FERRARA «Prosegue senza ritardi e con trasparenza il programma di finanziamento dei progetti con risorse delle donazioni». L'ha detto il Commissario per la ricostruzione, Vasco Errani, dopo l'approvazione dei 38 progetti dell'Emilia Romagna finanziati con 14,3 milioni di euro raccolti con gli sms solidali. Le risorse verranno distribuite in 26 Comuni e all'Asp dell'Unione area Nord di Modena, serviranno per il ripristino di scuole, municipi, edifici storici e religiosi, musei e impianti sportivi.
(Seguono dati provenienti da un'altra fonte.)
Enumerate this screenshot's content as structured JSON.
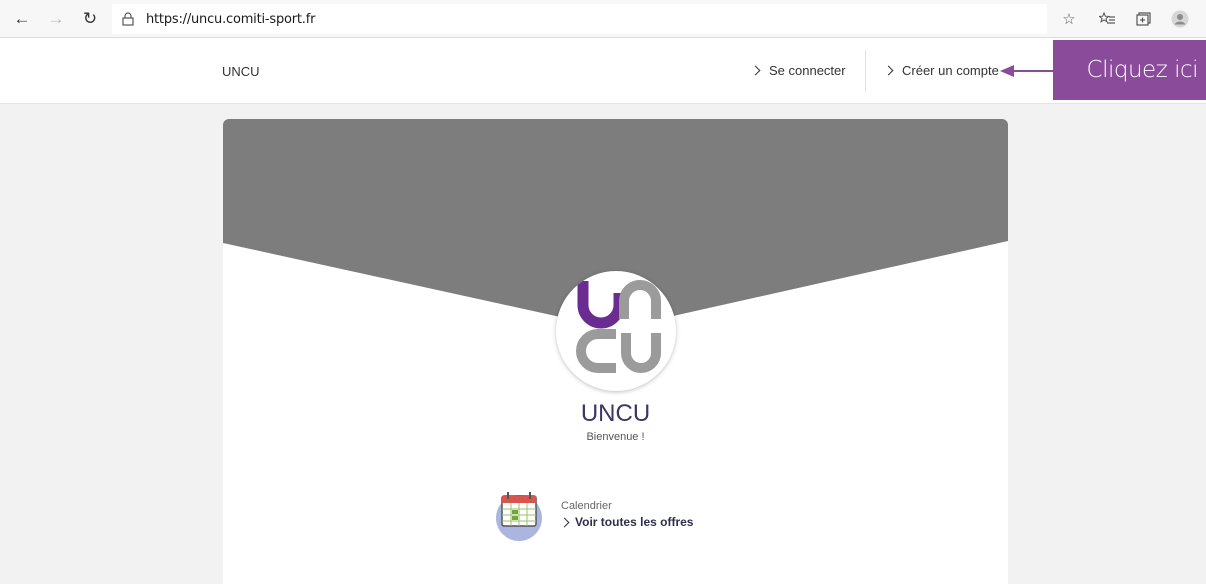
{
  "browser": {
    "url": "https://uncu.comiti-sport.fr",
    "back_icon": "←",
    "forward_icon": "→",
    "refresh_icon": "↻",
    "star_icon": "☆",
    "favorites_icon": "★",
    "collections_icon": "⊞",
    "profile_icon": "●"
  },
  "header": {
    "brand": "UNCU",
    "login_label": "Se connecter",
    "signup_label": "Créer un compte"
  },
  "annotation": {
    "text": "Cliquez ici",
    "color": "#8a4b9a"
  },
  "club": {
    "name": "UNCU",
    "welcome": "Bienvenue !",
    "logo_colors": {
      "purple": "#6a2c91",
      "grey": "#9b9b9b"
    },
    "banner_color": "#7d7d7d"
  },
  "calendar": {
    "label": "Calendrier",
    "link_label": "Voir toutes les offres"
  }
}
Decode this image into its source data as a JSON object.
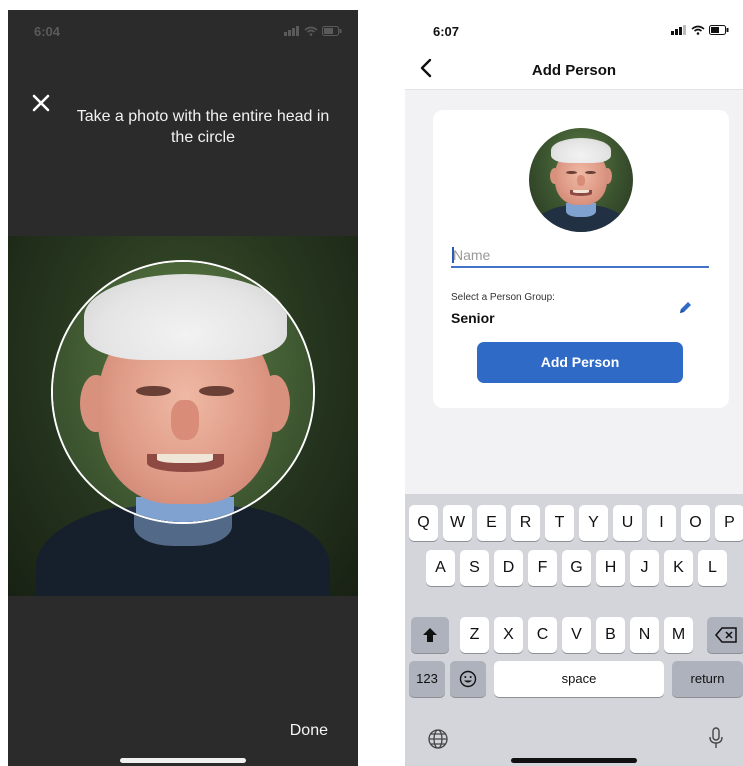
{
  "left_screen": {
    "status_time": "6:04",
    "close_icon": "close-icon",
    "instruction": "Take a photo with the entire head in the circle",
    "done_label": "Done"
  },
  "right_screen": {
    "status_time": "6:07",
    "nav_title": "Add Person",
    "name_placeholder": "Name",
    "name_value": "",
    "group_label": "Select a Person Group:",
    "group_value": "Senior",
    "add_button_label": "Add Person",
    "accent_color": "#2f6ac7"
  },
  "keyboard": {
    "row1": [
      "Q",
      "W",
      "E",
      "R",
      "T",
      "Y",
      "U",
      "I",
      "O",
      "P"
    ],
    "row2": [
      "A",
      "S",
      "D",
      "F",
      "G",
      "H",
      "J",
      "K",
      "L"
    ],
    "row3": [
      "Z",
      "X",
      "C",
      "V",
      "B",
      "N",
      "M"
    ],
    "numbers_key": "123",
    "space_key": "space",
    "return_key": "return"
  }
}
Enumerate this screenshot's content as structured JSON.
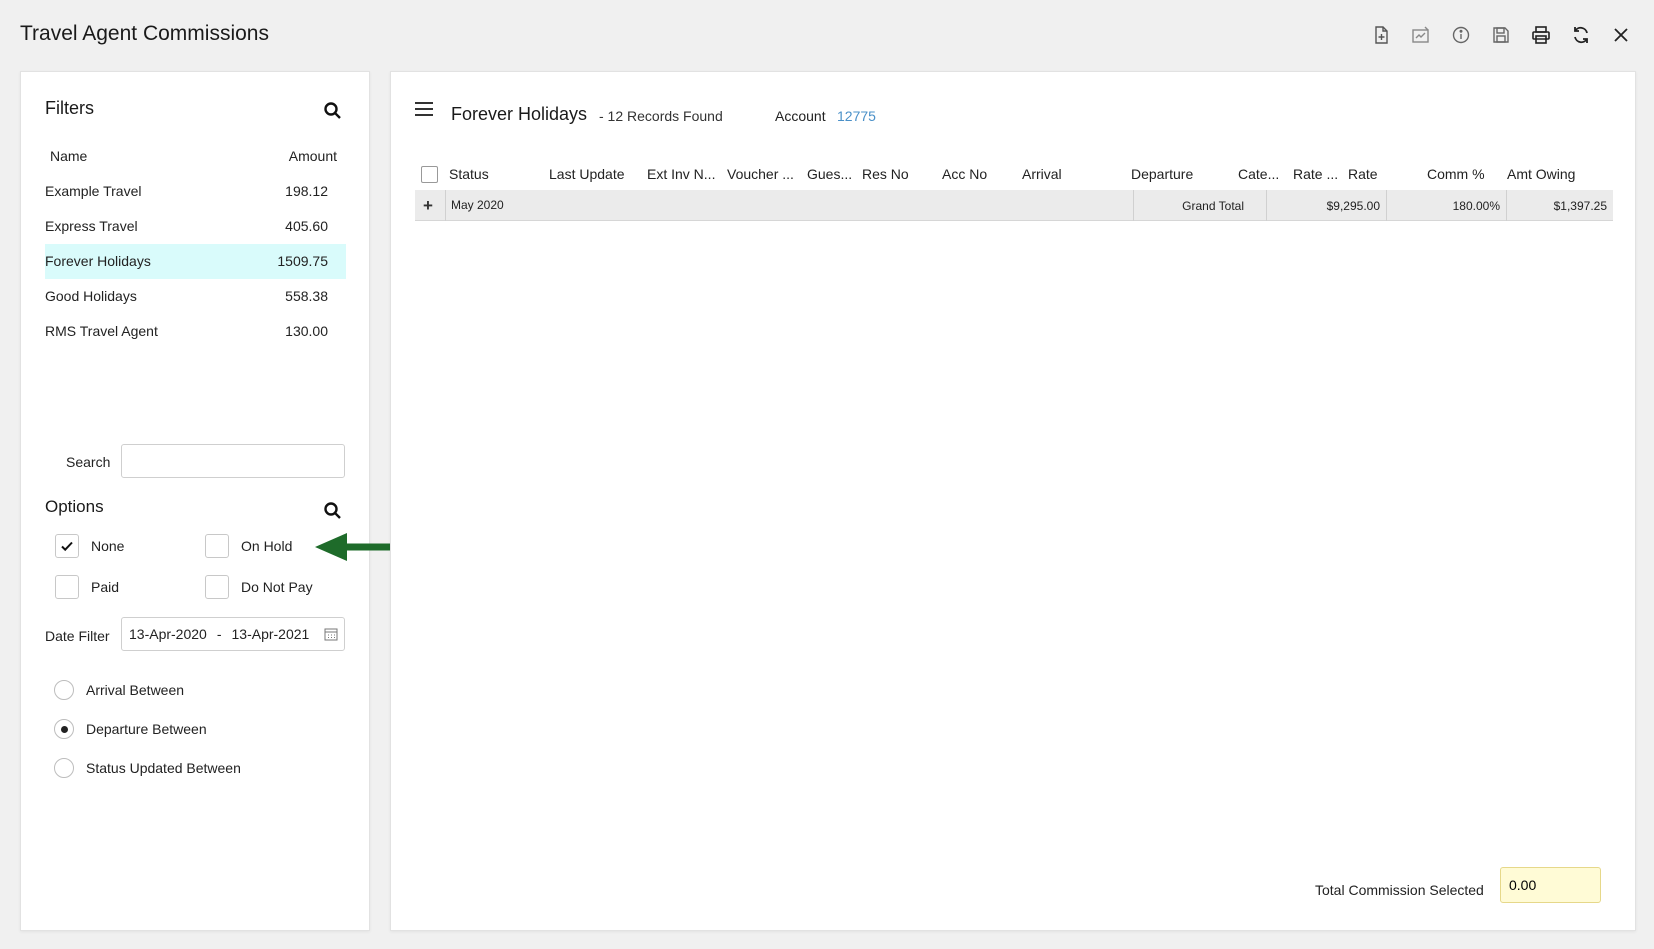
{
  "window": {
    "title": "Travel Agent Commissions"
  },
  "toolbar": {
    "icons": [
      "add-document-icon",
      "edit-document-icon",
      "info-icon",
      "save-icon",
      "print-icon",
      "refresh-icon",
      "close-icon"
    ]
  },
  "filters": {
    "heading": "Filters",
    "col_name": "Name",
    "col_amount": "Amount",
    "items": [
      {
        "name": "Example Travel",
        "amount": "198.12"
      },
      {
        "name": "Express Travel",
        "amount": "405.60"
      },
      {
        "name": "Forever Holidays",
        "amount": "1509.75",
        "selected": true
      },
      {
        "name": "Good Holidays",
        "amount": "558.38"
      },
      {
        "name": "RMS Travel Agent",
        "amount": "130.00"
      }
    ],
    "search_label": "Search",
    "search_value": ""
  },
  "options": {
    "heading": "Options",
    "none": {
      "label": "None",
      "checked": true
    },
    "on_hold": {
      "label": "On Hold",
      "checked": false
    },
    "paid": {
      "label": "Paid",
      "checked": false
    },
    "do_not_pay": {
      "label": "Do Not Pay",
      "checked": false
    }
  },
  "date_filter": {
    "label": "Date Filter",
    "from": "13-Apr-2020",
    "separator": "-",
    "to": "13-Apr-2021",
    "radios": [
      {
        "label": "Arrival Between",
        "selected": false
      },
      {
        "label": "Departure Between",
        "selected": true
      },
      {
        "label": "Status Updated Between",
        "selected": false
      }
    ]
  },
  "main": {
    "agent_name": "Forever Holidays",
    "records_found": "- 12 Records Found",
    "account_label": "Account",
    "account_value": "12775",
    "columns": [
      "Status",
      "Last Update",
      "Ext Inv N...",
      "Voucher ...",
      "Gues...",
      "Res No",
      "Acc No",
      "Arrival",
      "Departure",
      "Cate...",
      "Rate ...",
      "Rate",
      "Comm %",
      "Amt Owing"
    ],
    "group_row": {
      "expand": "+",
      "label": "May 2020",
      "grand_total_label": "Grand Total",
      "rate": "$9,295.00",
      "comm": "180.00%",
      "amt_owing": "$1,397.25"
    },
    "total_commission_label": "Total Commission Selected",
    "total_commission_value": "0.00"
  },
  "colors": {
    "selected_row": "#d9fbfb",
    "account_link": "#4a90c8",
    "arrow": "#1e6b2a",
    "total_field_bg": "#fffbd6"
  }
}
Nel Ferrarese verranno distribuiti 2,4 milioni di euro suddivisi in cinque Comuni. A Cento saranno consegnati 800mila euro per la ristrutturazione della pinacoteca, a Ferrara 550mila euro andranno alla ristrutturazione di Palazzo Schifanoia, 400mila saranno destinati al recupero totale del Centro civico di Poggio Renatico, 350mila serviranno a Bondeno per la ristrutturazione della Rocca Possente di Stellata e per la costruzione del nuovo polo scolastico e 300mila saranno impegnati nel Comune di Sant'Agostino per il recupero totale delle scuole medie e delle elementari di San Carlo. Il via libera dato ieri a Roma dal Comitato dei garanti, l'organismo nominato lo scorso luglio dal capo dipartimento della Protezione civile, Franco Gabrielli, per gestire nella massima trasparenza le donazioni arrivate attraverso la telefonia fissa e mobile. «E' una grande soddisfazione ricevere un aiuto così importante - ha affermato Massimo Maisto dopo aver appreso la notizia - Palazzo Schifanoia è considerato in Italia e all'estero come uno dei massimi capolavori del Rinascimento; non poteva essere un problema solo locale. Procederemo al restauro, il nostro obiettivo è riuscire a riaprirlo entro Pasqua». Comprensibilmente soddisfatto per il finanziamento anche il sindaco di Cento, Piero Lodi: «Abbiamo scelto di proporre il progetto di recupero della pinacoteca civica, sia per la consistenza economica del costo complessivo dell'intervento e sia restituire l'originale splendore ad un palazzo che deve tornare a custodire le opere del Guercino, simbolo di Cento nel mondo». La Pinacoteca inoltre, si trova in un punto strategico del centro storico di Cento e il suo recupero, fa notare Lodi, è fondamentale per dare un forte segnale di riapertura e di ripresa, anche economica, della città del Guercino.